Publicly traded companies with Bitcoin exposure are flying

The share prices of listed companies with a high level of exposure to Bitcoin are soaring on Monday as investors seek exposure to the digital asset. 

Unlike the average stand alone investor, institutions cannot just set up an account on a crypto exchange and buy Bitcoin.

They are limited for liquidity, regulatory and other reasons, therefore they prefer in some cases to invest in funds on publicly listed companies with exposure to digital assets.

Riot Blockchain is up by 16.43% at the time of writing, just a few days after the company confirmed it mined a total of 464 Bitcoins in October.

By the end of next year Riot is expecting to house a hashrate capacity in the region of 8.6 EH/s.

On the day that Michael Saylor is sitting down for a two hour conversation with Anthony Pompliano to discuss Bitcoin, his company Microstrategy is up by 8.56%.

Amid the noise yesterday surrounding Elon Musk and his Twitter poll, Saylor cheekily tried to convince the Tesla CEO to convert the Tesla balance sheet into Bitcoin.

“If the goal is diversification, an alternate strategy to consider is converting the $TSLA balance sheet to a #Bitcoin Standard and purchasing $25 billion in $BTC,” Saylor said.

“That would deliver diversification, inflation protection, & more upside for all investors in a tax efficient manner.”

Marathon Digital Holdings added 18.5% to its stock value on Monday, as it recently established its position as one of the largest enterprise self-mining companies in North America.

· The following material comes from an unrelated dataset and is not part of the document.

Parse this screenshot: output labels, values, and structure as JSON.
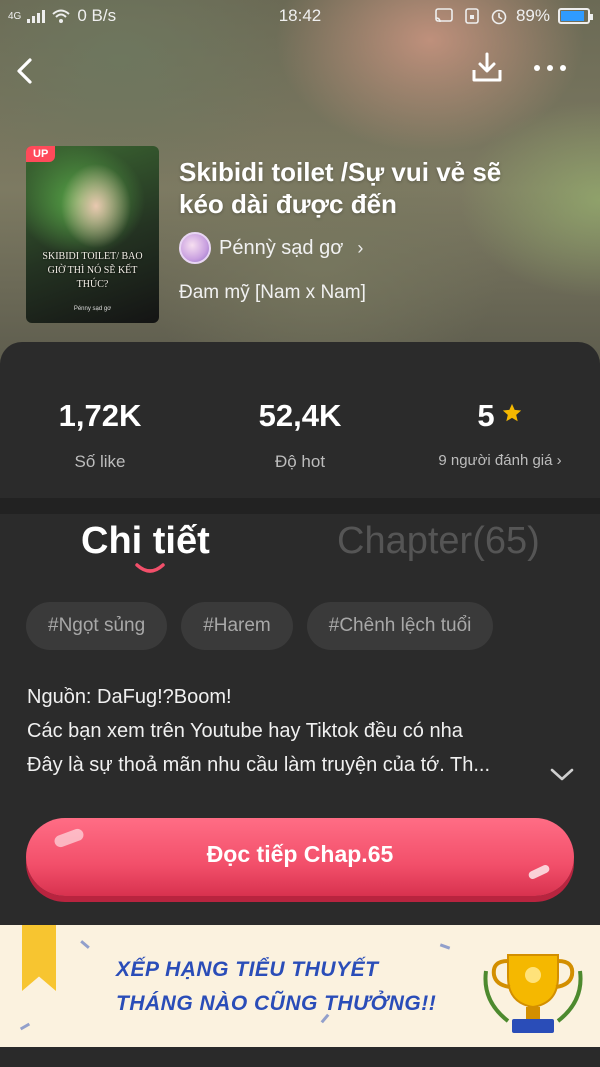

Marathon produced 417.7 self-mined Bitcoin during October 2021, bringing its total holdings to 7,453.

Back in August, Fidelity bought a 7.4% stake in Marathon Digital Holdings, a move that has already paid off.

Even for retail investors, buying shares in publicly listed companies with high levels of exposure can be a tax-efficient way to invest in Bitcoin or other digital assets, depending on one’s own circumstances.